Elyssa Abbot, Reporter/Photographer

Surrounded by a plethora of technology, children growing up today experience a different childhood than their parents. Kids receive smartphones and tablets at increasingly younger ages these days. This added responsibility of technology creates potential dangers that parents must keep away from their kids, but how much monitoring acts as too much?

“I think it all depends on what trouble you get into. I don’t think they should just randomly check your phone, but if you get in trouble they can,” sophomore Rashida Jalloh said.

While no parent would let their four-year old child watch anything they wanted to on streaming sites such as Netflix, opting for a “Kids” profile instead, a parent surprising a child with random checks on messages, search history, and pictures does not protect the child.
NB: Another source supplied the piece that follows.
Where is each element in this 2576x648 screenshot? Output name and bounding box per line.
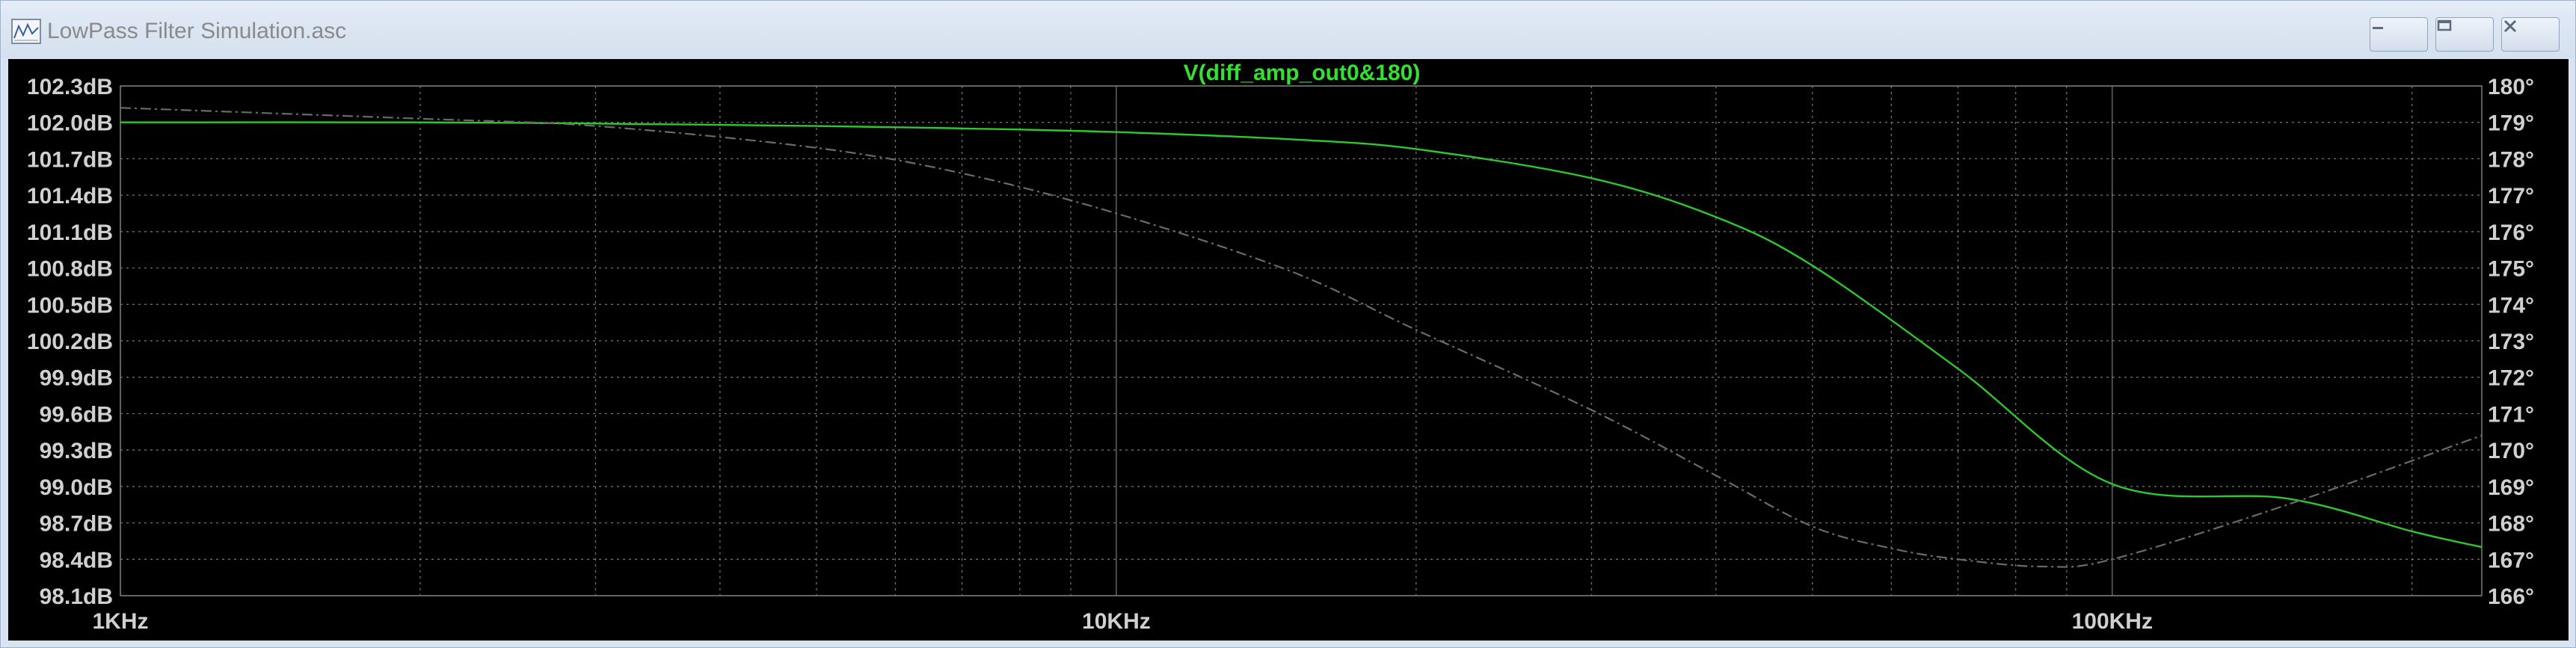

No matter the age, a kid should not constantly worry about what a parent might find on his phone, whether the parent might find a too-violent game or a text message from a friend with a “bad” word. Parental controls on games and movies exist for a reason. Forcing a phone check upon a child acts as an invasion of privacy.

“Personally, I believe that parents should not check their child’s phones because it can lead to them believing they are not trusted,” sophomore Skylar Chan said.
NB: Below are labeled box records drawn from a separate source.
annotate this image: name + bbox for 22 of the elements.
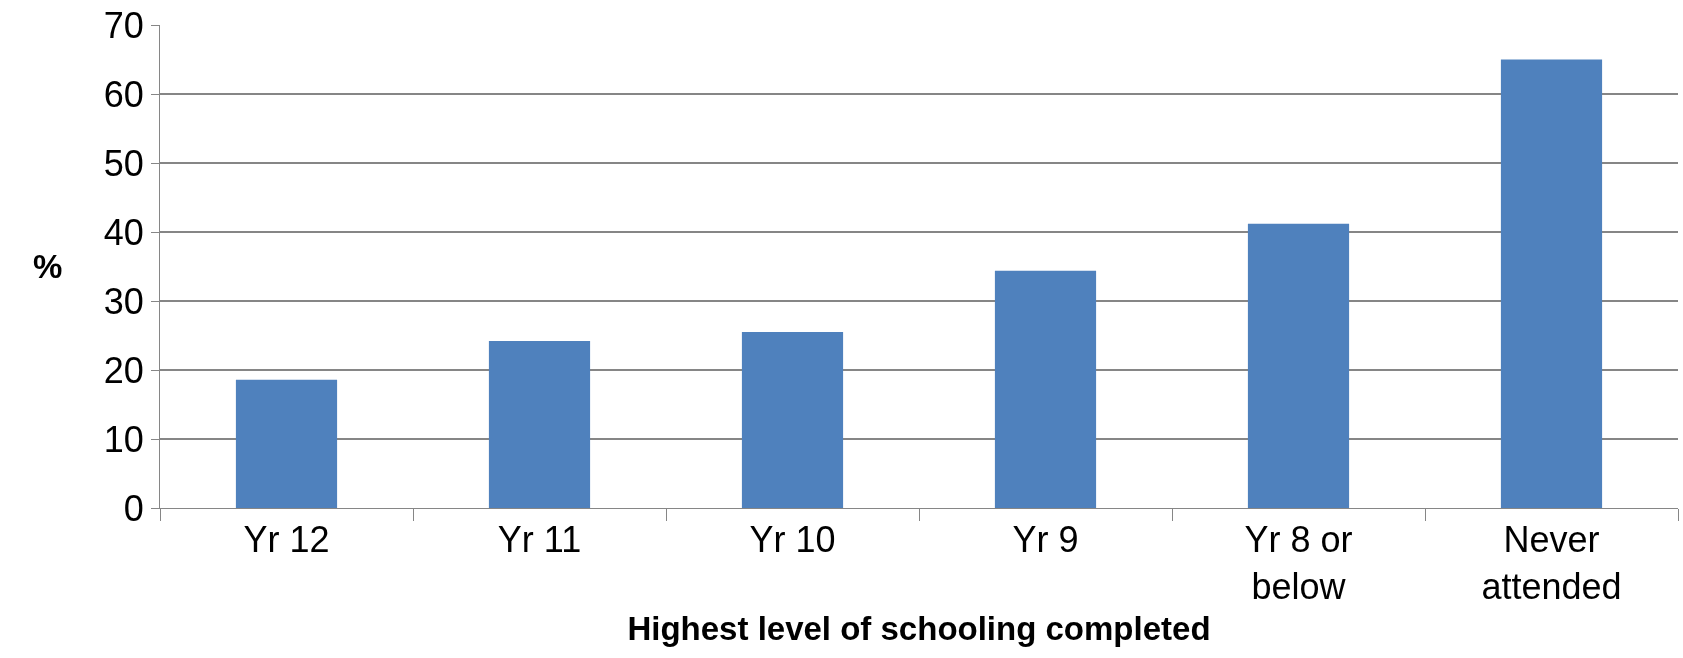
x-tick-label: Yr 8 or below: [1244, 519, 1353, 607]
bar: [741, 332, 844, 508]
y-tick-label: 10: [103, 418, 144, 460]
x-axis-title: Highest level of schooling completed: [627, 609, 1211, 647]
x-tick-label: Yr 12: [243, 519, 330, 561]
y-tick-label: 40: [103, 211, 144, 253]
y-tick-label: 20: [103, 349, 144, 391]
y-tick-label: 30: [103, 280, 144, 322]
y-tick-label: 60: [103, 73, 144, 115]
y-tick-label: 50: [103, 142, 144, 184]
bar: [1247, 223, 1350, 508]
x-tick-label: Yr 11: [497, 519, 582, 561]
bar: [1500, 59, 1603, 508]
y-tick-label: 70: [103, 4, 144, 46]
y-tick-label: 0: [123, 487, 144, 529]
x-tick-label: Yr 10: [749, 519, 836, 561]
bar: [235, 379, 338, 508]
bar: [994, 270, 1097, 508]
x-tick-label: Yr 9: [1012, 519, 1079, 561]
x-tick-label: Never attended: [1481, 519, 1622, 607]
bar: [488, 341, 591, 508]
y-axis-title: %: [33, 248, 63, 285]
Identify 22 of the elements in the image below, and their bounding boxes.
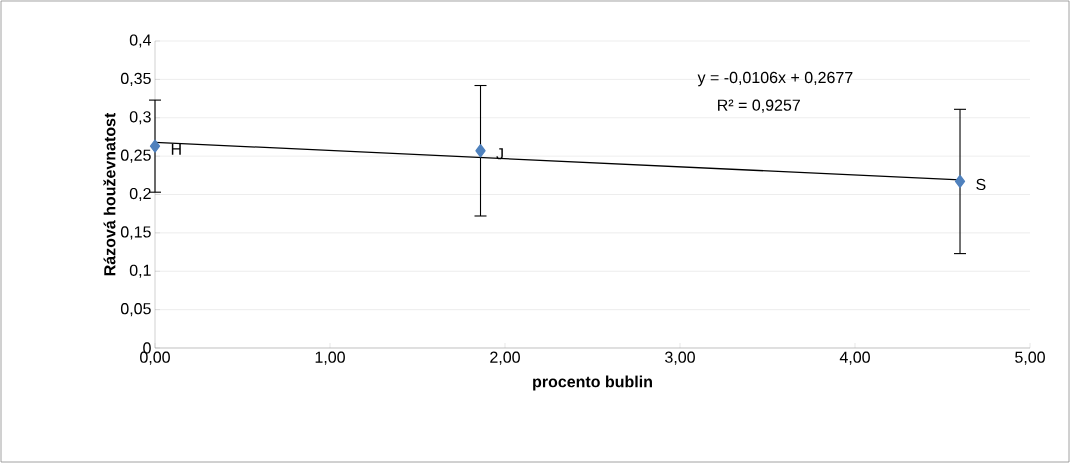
point: [954, 174, 966, 189]
point: [475, 144, 486, 158]
x-tick-label: 3,00: [665, 351, 695, 365]
y-tick-label: 0,15: [120, 226, 151, 240]
y-tick-label: 0,4: [129, 34, 151, 48]
y-tick-label: 0,05: [120, 303, 151, 317]
x-tick-label: 2,00: [490, 351, 520, 365]
annotation: y = -0,0106x + 0,2677: [697, 71, 853, 87]
annotation: R² = 0,9257: [718, 99, 800, 113]
y-axis-title: Rázová houževnatost: [103, 112, 116, 276]
x-axis-title: procento bublin: [533, 375, 652, 391]
annotation: H: [171, 143, 181, 155]
y-tick-label: 0,2: [129, 187, 151, 202]
point: [149, 139, 161, 153]
x-tick-label: 4,00: [839, 351, 870, 365]
x-tick-label: 1,00: [315, 351, 345, 365]
y-tick-label: 0,25: [120, 149, 151, 163]
annotation: S: [976, 178, 986, 191]
x-tick-label: 5,00: [1015, 351, 1045, 365]
y-tick-label: 0,3: [129, 111, 151, 125]
y-tick-label: 0,1: [129, 264, 151, 278]
y-tick-label: 0,35: [120, 72, 151, 86]
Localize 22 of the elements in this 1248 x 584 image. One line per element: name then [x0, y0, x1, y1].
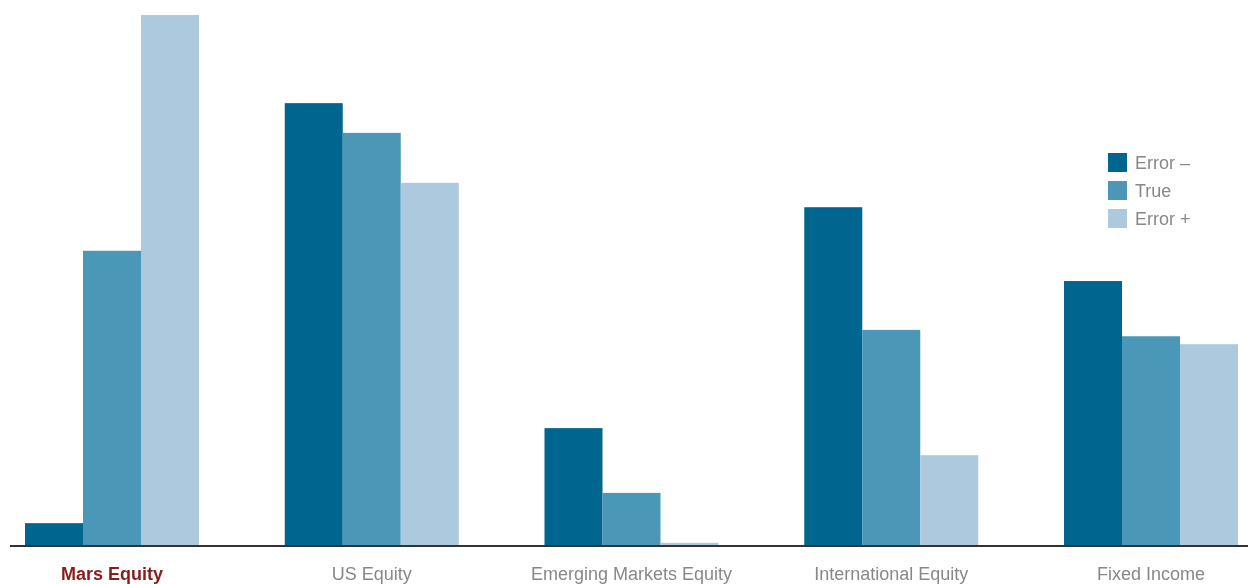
bar	[1064, 281, 1122, 546]
bar	[1122, 336, 1180, 546]
x-tick-label: Emerging Markets Equity	[530, 564, 733, 584]
bar	[400, 182, 459, 546]
bar	[342, 132, 401, 546]
x-tick-label: Fixed Income	[1096, 564, 1206, 584]
x-tick-label: Mars Equity	[60, 564, 164, 584]
x-tick-label: International Equity	[814, 564, 969, 584]
legend-label: True	[1135, 181, 1172, 201]
bar	[83, 250, 141, 546]
legend-label: Error +	[1135, 209, 1191, 229]
bar	[1180, 344, 1238, 546]
bar	[25, 523, 83, 546]
bar	[544, 428, 603, 546]
bar	[141, 15, 199, 546]
bar	[920, 455, 979, 546]
bar	[862, 329, 921, 546]
bar	[602, 492, 661, 546]
x-tick-label: US Equity	[331, 564, 412, 584]
legend-label: Error –	[1135, 153, 1191, 173]
bar	[804, 207, 863, 546]
bar	[284, 103, 343, 546]
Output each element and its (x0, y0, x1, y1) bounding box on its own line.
Of course, parents want their children to stay away from online predators, oversharing, and exposure to inappropriate content, but other ways apart from consistent monitoring exist to prevent this. Verbally expressing concerns and outcomes of what could happen from viewing harmful information on the Internet to the child work better than just taking away a phone.

The goal of parenting and creating a self-sufficient adult proves difficult when adults invade privacy. Skyler Hawk, a social psychologist who studies adolescent development at the Chinese University of Hong Kong, says that as children experiment with their identities, they need space to figure themselves out. The desire for constant control damages the relationship between a parent and their child.
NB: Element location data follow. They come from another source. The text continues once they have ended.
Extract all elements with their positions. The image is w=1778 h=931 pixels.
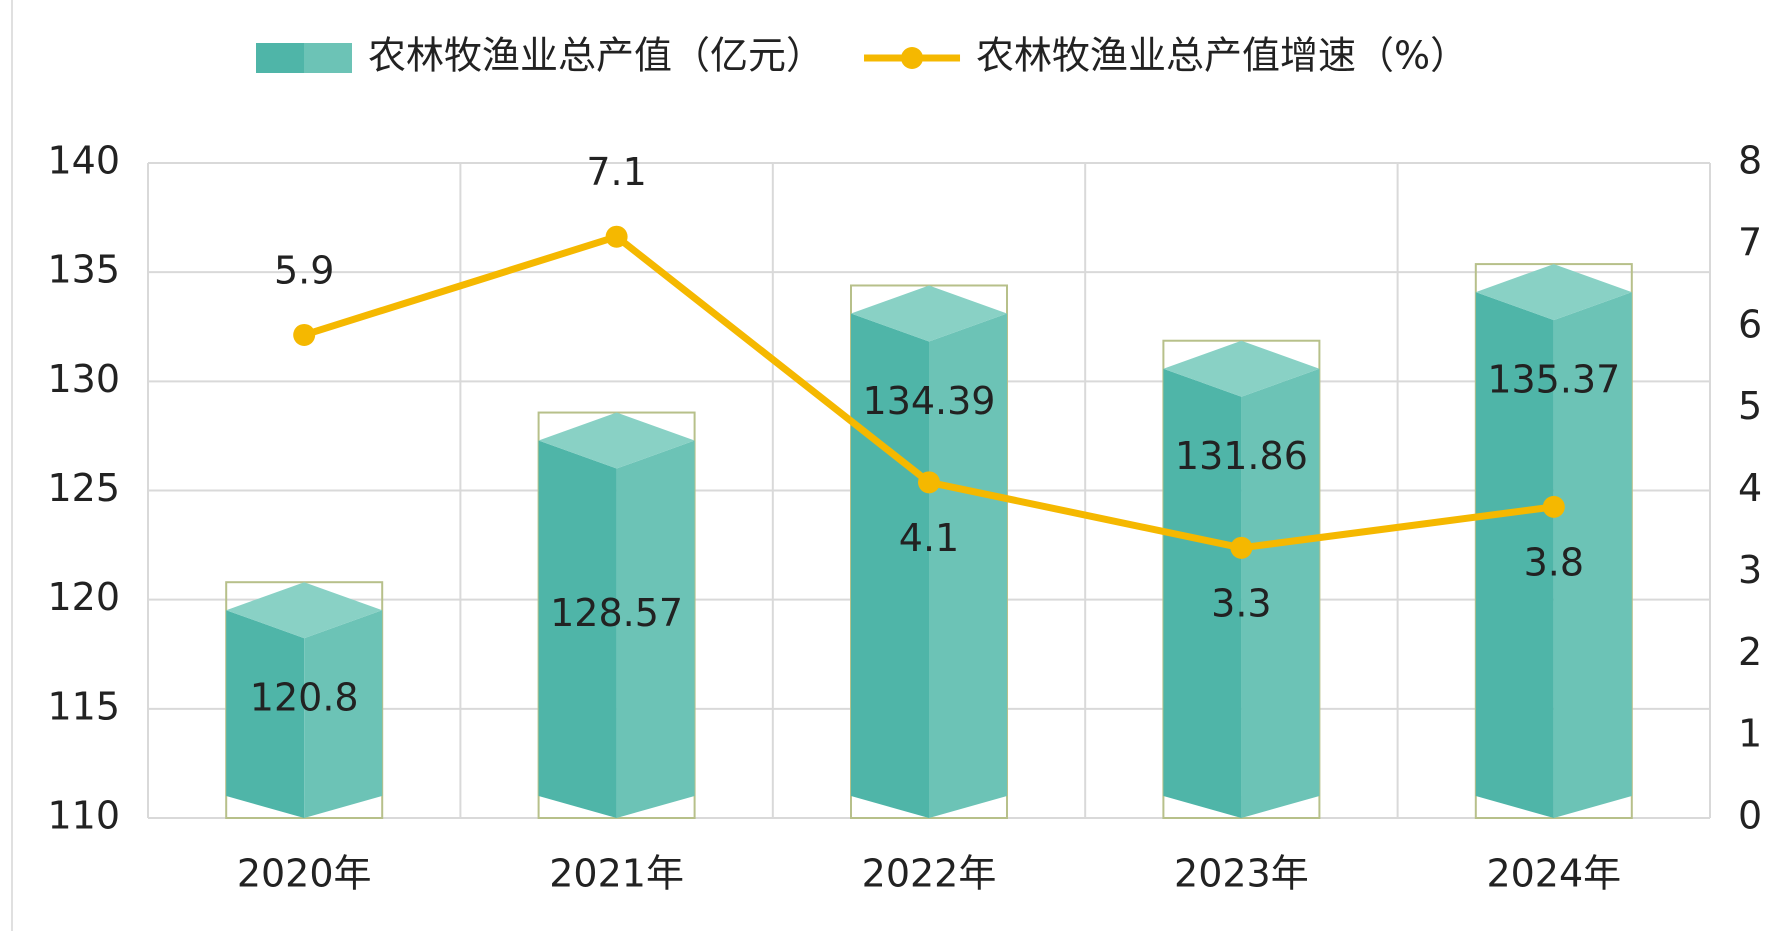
bar-left-face [1475,292,1554,818]
x-tick-label: 2020年 [237,852,372,896]
bar [537,411,696,819]
y2-tick-label: 4 [1738,466,1762,510]
legend-item: 农林牧渔业总产值（亿元） [256,34,824,78]
bar-right-face [304,610,383,818]
bar [225,581,384,820]
y-tick-label: 115 [47,684,120,728]
line-point [1230,536,1253,559]
legend-label: 农林牧渔业总产值增速（%） [976,34,1468,78]
y2-tick-label: 2 [1738,630,1762,674]
legend-item: 农林牧渔业总产值增速（%） [864,34,1468,78]
bar-right-face [1553,292,1632,818]
x-tick-label: 2024年 [1486,852,1621,896]
y2-tick-label: 0 [1738,794,1762,838]
legend-marker [901,47,924,69]
line-point [918,471,940,494]
bar-top-face [538,412,695,469]
y2-tick-label: 7 [1738,220,1762,264]
bar-right-face [1241,368,1320,818]
y-tick-label: 140 [47,139,120,183]
legend-swatch-light [304,43,352,73]
y-tick-label: 135 [47,248,120,292]
bar-left-face [538,440,617,818]
x-tick-label: 2022年 [862,852,997,896]
bar-value-label: 131.86 [1175,434,1308,478]
bar-value-label: 120.8 [250,676,359,720]
y2-tick-label: 8 [1738,139,1762,183]
bar-top-face [1163,340,1320,397]
bar-right-face [929,313,1007,818]
y2-tick-label: 3 [1738,548,1762,592]
bar [1474,263,1633,820]
line-value-label: 5.9 [274,248,334,292]
bar-left-face [1163,368,1242,818]
x-tick-label: 2021年 [549,852,684,896]
legend-label: 农林牧渔业总产值（亿元） [368,34,824,78]
bar-top-face [1475,264,1632,321]
line-value-label: 3.8 [1524,540,1584,584]
bar-top-face [226,582,383,639]
x-tick-label: 2023年 [1174,852,1309,896]
line-point [293,323,316,346]
bar-left-face [226,610,305,818]
y-tick-label: 120 [47,575,120,619]
y-tick-label: 125 [47,466,120,510]
line-value-label: 4.1 [899,516,959,560]
line-value-label: 7.1 [586,150,646,194]
bar [1162,339,1321,819]
y-tick-label: 110 [47,794,120,838]
bar-value-label: 135.37 [1487,358,1620,402]
line-value-label: 3.3 [1211,581,1271,625]
y2-tick-label: 6 [1738,302,1762,346]
y2-tick-label: 5 [1738,384,1762,428]
line-point [605,225,628,248]
bar-value-label: 134.39 [863,379,996,423]
bar-value-label: 128.57 [550,591,683,635]
y2-tick-label: 1 [1738,712,1762,756]
line-point [1542,495,1565,518]
y-tick-label: 130 [47,357,120,401]
bar-top-face [851,285,1007,342]
bar-right-face [616,440,695,818]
Hawk also says that when kids do not feel they can trust their parents, they turn ever more secretive. The child may sneak around and possibly land into more trouble than if the parent just respected his child’s privacy in the first place. When parents fail to give their kids privacy to make their own decisions, those children live without the chance to learn from their decisions. In an experiment performed by Hawk, parents that snoop around on their child’s technology report knowing less about their child’s whereabouts and their friends.

“I think checking phones does not prevent anything because kids just delete everything prior to [their parents] checking,” sophomore Abbey Corley said.

Intrusive parents prove to not only hinder the relationship with their child, but also hinder their mental health. When kids feel an infringement on their privacy, it can lead to anxiety, depression, and social withdrawal because they feel the parent’s doubt in the kid’s ability to function independently. Parents that intrude on their children’s personal lives also reported less confidence in their parenting ability, more anxiety about their parent-child relationship, and an increasing amount of worries about their child’s actions.

Parents should worry about what their children do on their phones, but adults should also respect their children if they want respect back.

The ultimate way to respect children and allow them to develop their own identities involves giving them the privacy everyone should live with. Checking the phones of teenagers should not happen if it means risking the sacred relationship between parent and child.